It was in the foyer of the Serpentine Gallery, sometime early last year when a selection of Damien Hirst's collection was on show. A couple in their late thirties, baby in trendy buggy, talking with French accents about their new London home and how they were desperately trying to get hold of a Banksy. They had been outbidded somewhere in Europe. Now any would do.
A year on, leafing through the FT on a Saturday afternoon, I come across this article about lots of his art coming up for auction:
"So far, Banksy’s appeal has yet to widen out from celebrity Hollywood collectors and into the lucrative New York market but, as long as the current excitement around contemporary art continues, he looks, for all his alleged dislike of the capitalist system, like a solid investment."
Art. Anarchy. Investments subverting subversion. Patterns as recurring as the pixels that spell out this text. Deflating danger through inflated price tags. Or reclaiming once dead. Like the Vatican's recent embrace of Oscar Wilde.

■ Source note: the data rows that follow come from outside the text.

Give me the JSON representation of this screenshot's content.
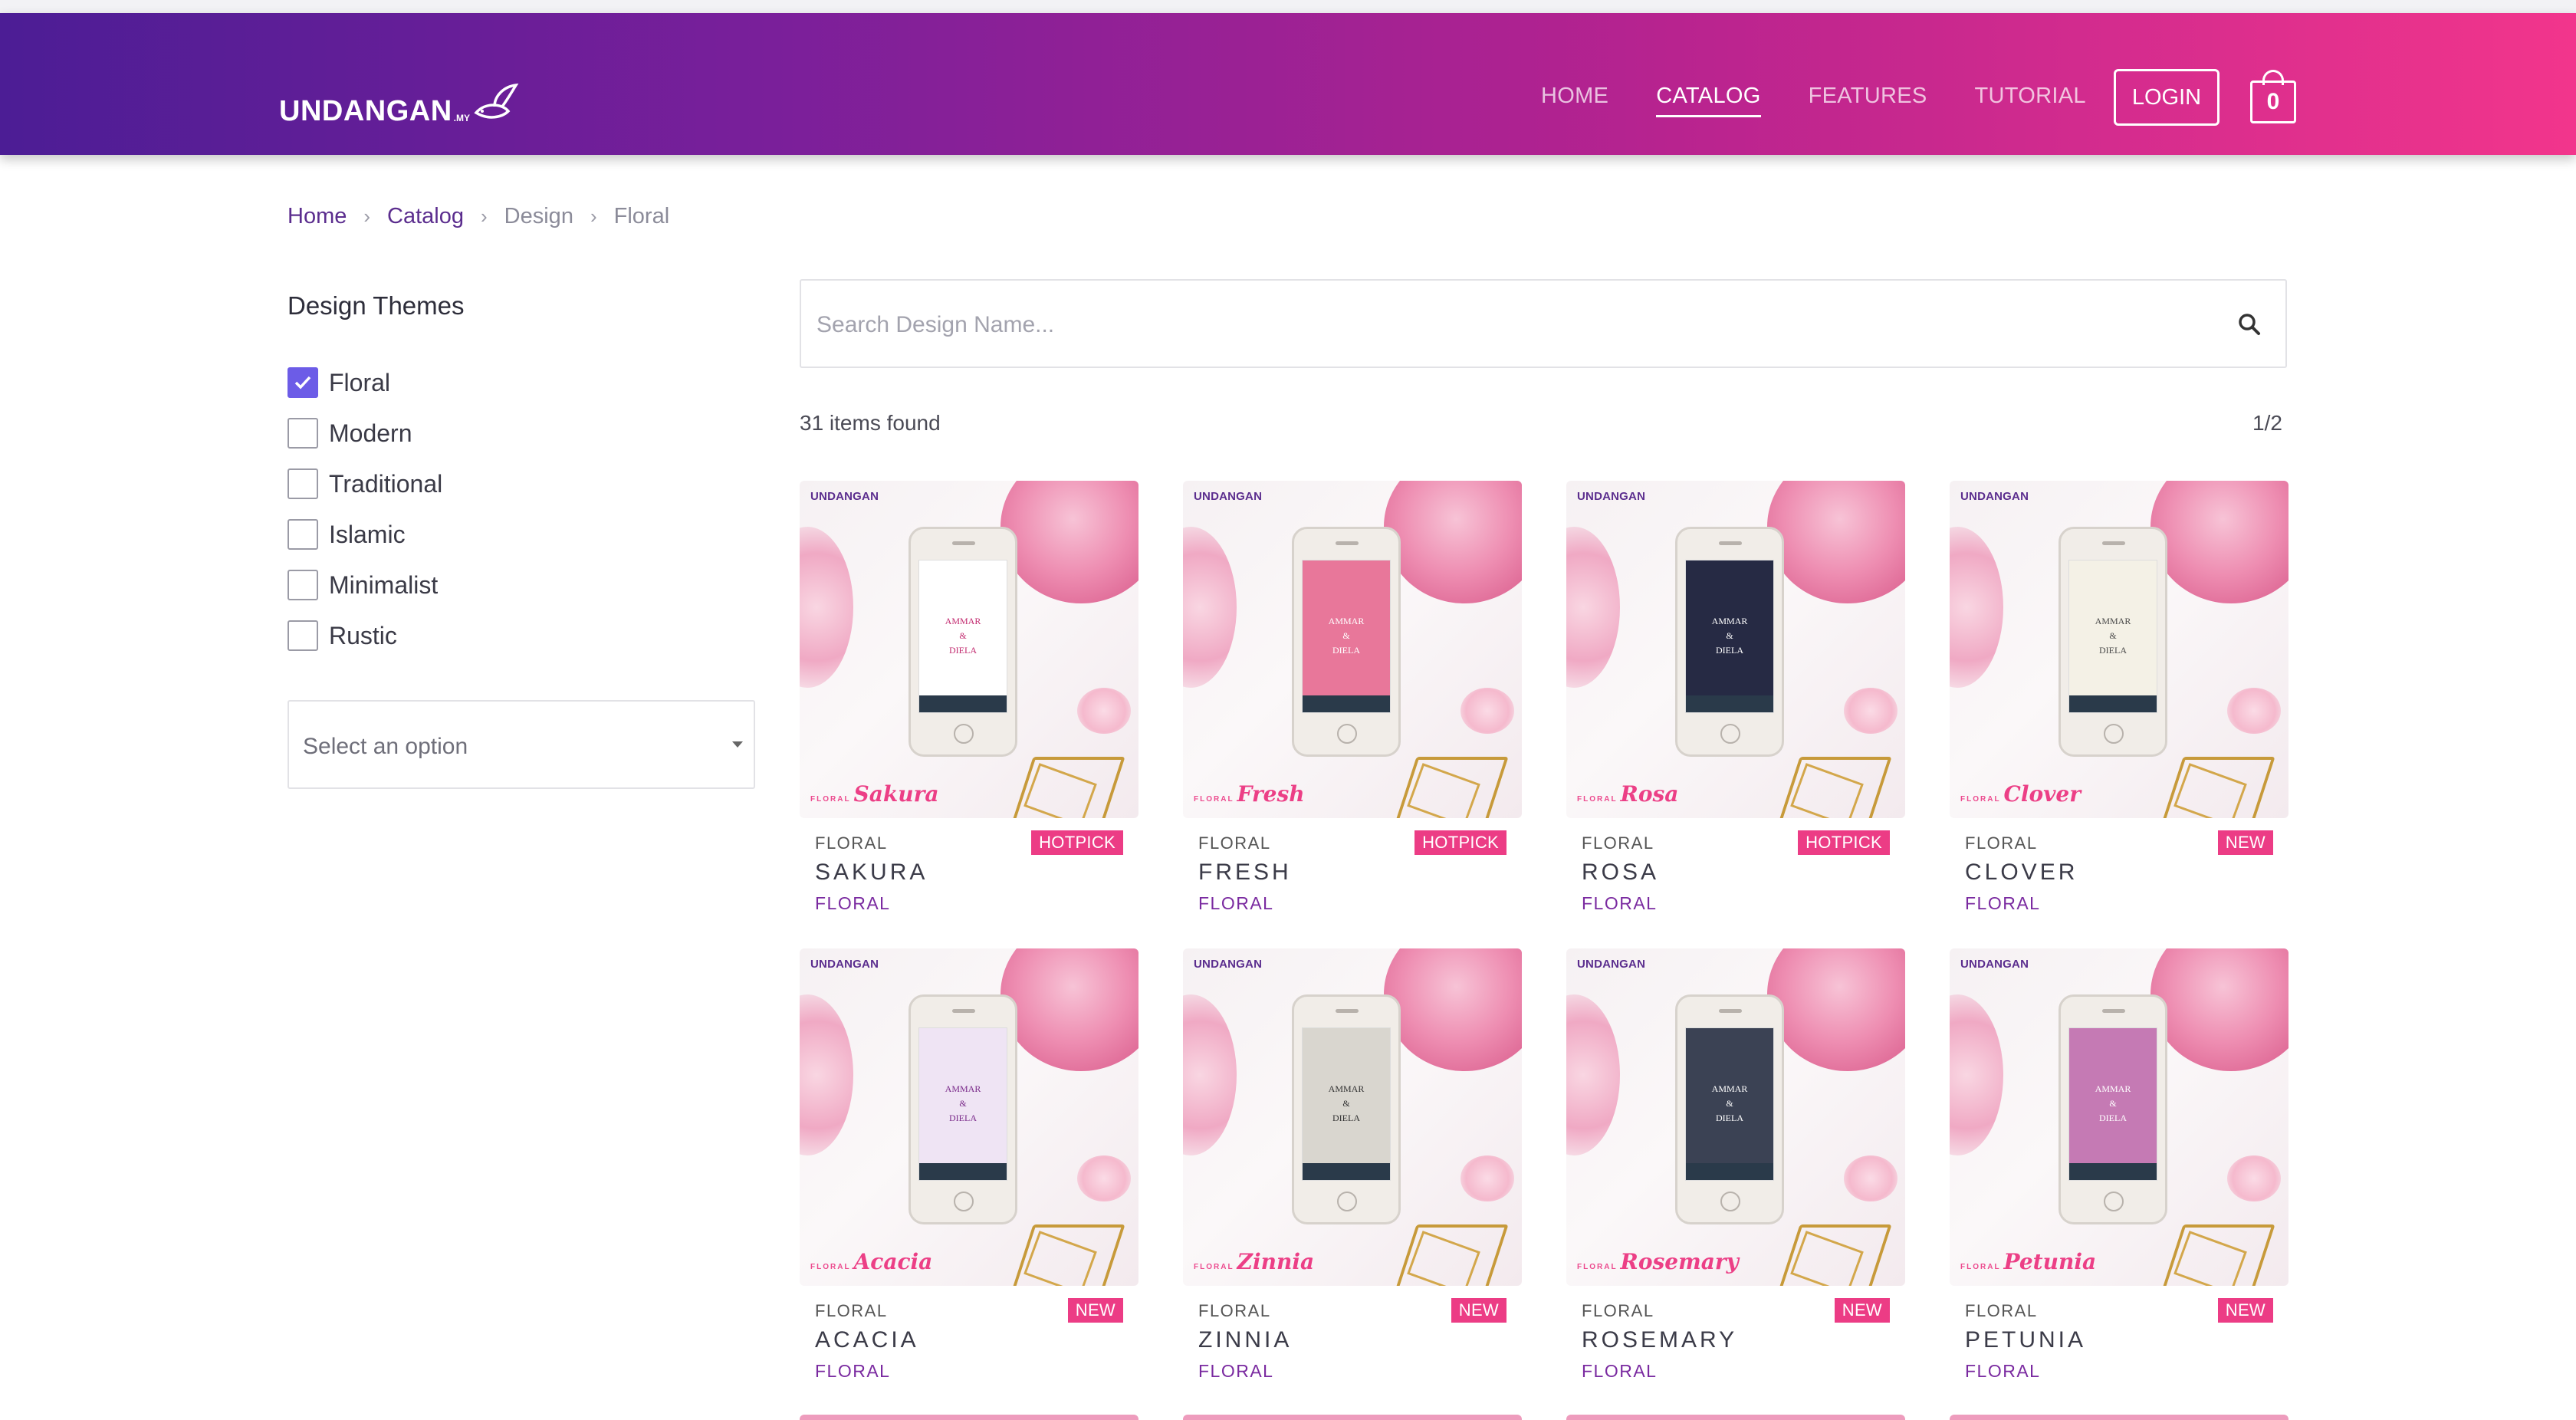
{
  "brand": {
    "name": "UNDANGAN",
    "suffix": ".MY"
  },
  "nav": {
    "items": [
      {
        "label": "HOME",
        "active": false
      },
      {
        "label": "CATALOG",
        "active": true
      },
      {
        "label": "FEATURES",
        "active": false
      },
      {
        "label": "TUTORIAL",
        "active": false
      }
    ],
    "login_label": "LOGIN",
    "cart_count": "0"
  },
  "breadcrumb": [
    "Home",
    "Catalog",
    "Design",
    "Floral"
  ],
  "sidebar": {
    "title": "Design Themes",
    "filters": [
      {
        "label": "Floral",
        "checked": true
      },
      {
        "label": "Modern",
        "checked": false
      },
      {
        "label": "Traditional",
        "checked": false
      },
      {
        "label": "Islamic",
        "checked": false
      },
      {
        "label": "Minimalist",
        "checked": false
      },
      {
        "label": "Rustic",
        "checked": false
      }
    ],
    "select_placeholder": "Select an option"
  },
  "search": {
    "placeholder": "Search Design Name..."
  },
  "results": {
    "count_text": "31 items found",
    "page_text": "1/2"
  },
  "invitation": {
    "name1": "AMMAR",
    "amp": "&",
    "name2": "DIELA"
  },
  "cards": [
    {
      "category": "FLORAL",
      "name": "SAKURA",
      "tag": "FLORAL",
      "badge": "HOTPICK",
      "collection_small": "FLORAL",
      "collection_name": "Sakura",
      "screen_bg": "#ffffff",
      "screen_text": "#c22a6f"
    },
    {
      "category": "FLORAL",
      "name": "FRESH",
      "tag": "FLORAL",
      "badge": "HOTPICK",
      "collection_small": "FLORAL",
      "collection_name": "Fresh",
      "screen_bg": "#e8779a",
      "screen_text": "#ffffff"
    },
    {
      "category": "FLORAL",
      "name": "ROSA",
      "tag": "FLORAL",
      "badge": "HOTPICK",
      "collection_small": "FLORAL",
      "collection_name": "Rosa",
      "screen_bg": "#262a44",
      "screen_text": "#ffffff"
    },
    {
      "category": "FLORAL",
      "name": "CLOVER",
      "tag": "FLORAL",
      "badge": "NEW",
      "collection_small": "FLORAL",
      "collection_name": "Clover",
      "screen_bg": "#f4f1e6",
      "screen_text": "#4a4a4a"
    },
    {
      "category": "FLORAL",
      "name": "ACACIA",
      "tag": "FLORAL",
      "badge": "NEW",
      "collection_small": "FLORAL",
      "collection_name": "Acacia",
      "screen_bg": "#efe4f4",
      "screen_text": "#7a2a8a"
    },
    {
      "category": "FLORAL",
      "name": "ZINNIA",
      "tag": "FLORAL",
      "badge": "NEW",
      "collection_small": "FLORAL",
      "collection_name": "Zinnia",
      "screen_bg": "#d9d6cf",
      "screen_text": "#333333"
    },
    {
      "category": "FLORAL",
      "name": "ROSEMARY",
      "tag": "FLORAL",
      "badge": "NEW",
      "collection_small": "FLORAL",
      "collection_name": "Rosemary",
      "screen_bg": "#3b4254",
      "screen_text": "#ffffff"
    },
    {
      "category": "FLORAL",
      "name": "PETUNIA",
      "tag": "FLORAL",
      "badge": "NEW",
      "collection_small": "FLORAL",
      "collection_name": "Petunia",
      "screen_bg": "#c57ab4",
      "screen_text": "#ffffff"
    }
  ],
  "colors": {
    "accent": "#6c5ce7",
    "badge": "#ec3c85",
    "brand_purple": "#5b2d8e"
  }
}
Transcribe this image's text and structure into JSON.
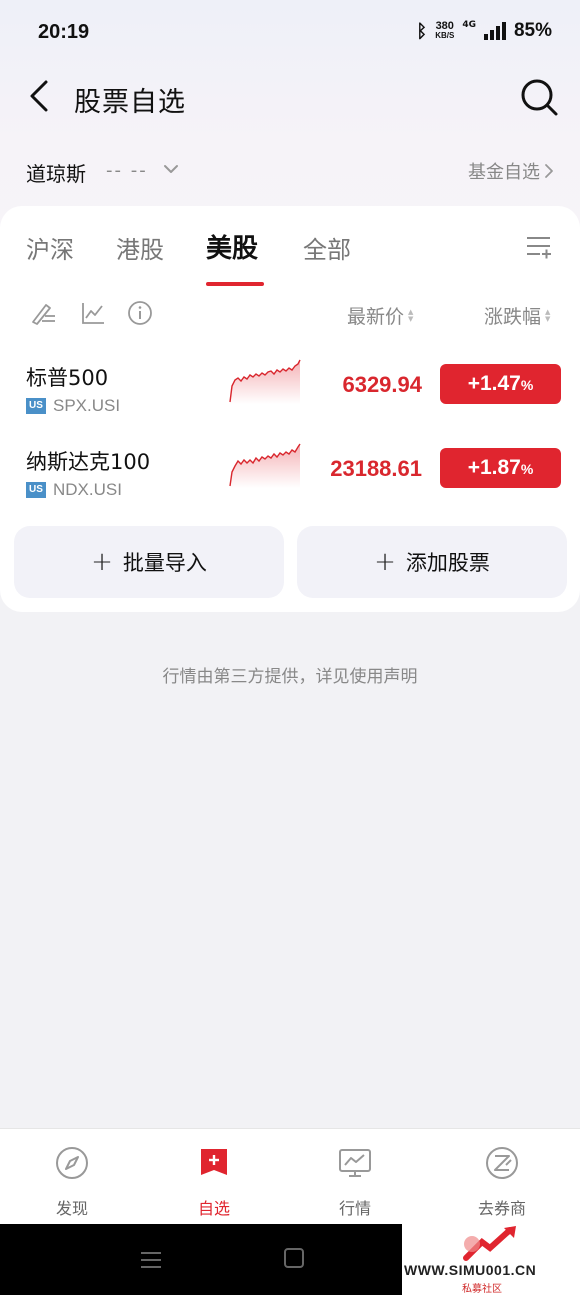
{
  "status_bar": {
    "time": "20:19",
    "speed_value": "380",
    "speed_unit": "KB/S",
    "network": "4G",
    "battery": "85%"
  },
  "nav": {
    "title": "股票自选"
  },
  "index_bar": {
    "name": "道琼斯",
    "value": "-- --",
    "fund_link": "基金自选"
  },
  "tabs": [
    {
      "label": "沪深",
      "active": false
    },
    {
      "label": "港股",
      "active": false
    },
    {
      "label": "美股",
      "active": true
    },
    {
      "label": "全部",
      "active": false
    }
  ],
  "columns": {
    "price": "最新价",
    "change": "涨跌幅"
  },
  "stocks": [
    {
      "name": "标普500",
      "market": "US",
      "code": "SPX.USI",
      "price": "6329.94",
      "change": "+1.47",
      "unit": "%"
    },
    {
      "name": "纳斯达克100",
      "market": "US",
      "code": "NDX.USI",
      "price": "23188.61",
      "change": "+1.87",
      "unit": "%"
    }
  ],
  "actions": {
    "batch_import": "批量导入",
    "add_stock": "添加股票"
  },
  "disclaimer": "行情由第三方提供，详见使用声明",
  "bottom_tabs": [
    {
      "label": "发现",
      "icon": "compass-icon",
      "active": false
    },
    {
      "label": "自选",
      "icon": "add-watchlist-icon",
      "active": true
    },
    {
      "label": "行情",
      "icon": "monitor-chart-icon",
      "active": false
    },
    {
      "label": "去券商",
      "icon": "broker-icon",
      "active": false
    }
  ],
  "watermark": {
    "site": "WWW.SIMU001.CN",
    "sub": "私募社区"
  },
  "colors": {
    "accent": "#e0252f",
    "rise": "#d9272e",
    "badge_us": "#4a90c8"
  }
}
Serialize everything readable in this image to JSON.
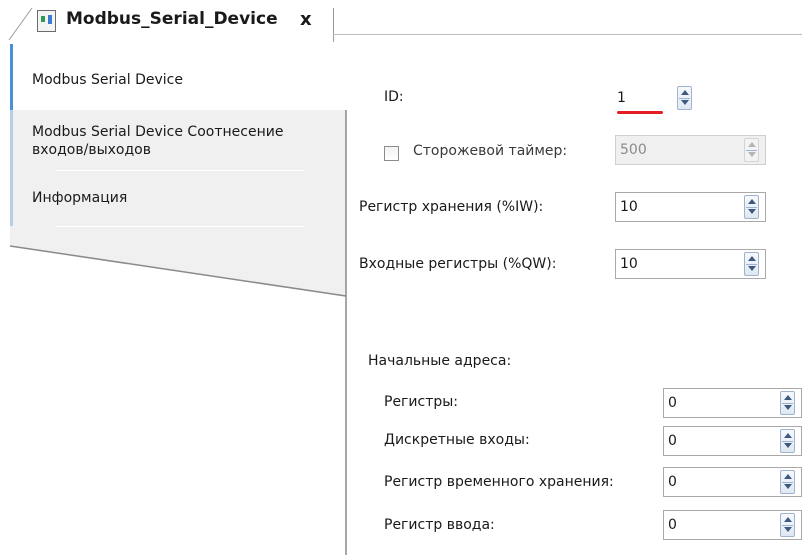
{
  "tab": {
    "title": "Modbus_Serial_Device",
    "close_glyph": "x",
    "icon": "device-icon"
  },
  "nav": {
    "items": [
      {
        "label": "Modbus Serial Device",
        "active": true
      },
      {
        "label_line1": "Modbus Serial Device Соотнесение",
        "label_line2": "входов/выходов",
        "active": false
      },
      {
        "label": "Информация",
        "active": false
      }
    ]
  },
  "form": {
    "id": {
      "label": "ID:",
      "value": "1"
    },
    "watchdog": {
      "label": "Сторожевой таймер:",
      "value": "500",
      "checked": false,
      "disabled": true
    },
    "holding_registers": {
      "label": "Регистр хранения (%IW):",
      "value": "10"
    },
    "input_registers": {
      "label": "Входные регистры (%QW):",
      "value": "10"
    },
    "start_addresses": {
      "title": "Начальные адреса:",
      "registers": {
        "label": "Регистры:",
        "value": "0"
      },
      "discrete_inputs": {
        "label": "Дискретные входы:",
        "value": "0"
      },
      "temp_holding_register": {
        "label": "Регистр временного хранения:",
        "value": "0"
      },
      "input_register": {
        "label": "Регистр ввода:",
        "value": "0"
      }
    }
  },
  "colors": {
    "active_tab_accent": "#4a90d9",
    "nav_background": "#f0f0f0",
    "highlight_mark": "#e31e24"
  }
}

And yet, despite all the hordes of banks that hoard art in dark vaults, or perhaps because of them, this is too easy an argument. Too simplistic a thought.
On Sunday morning, as we walk through the cold halls of Bonhams checking out the Banksys and the D*faces and the Failes and the white-haired woman in a black fur coat it is all rather funny and somewhat right.
A golf sale of creativity in the Tiananmen Square of the modern mind.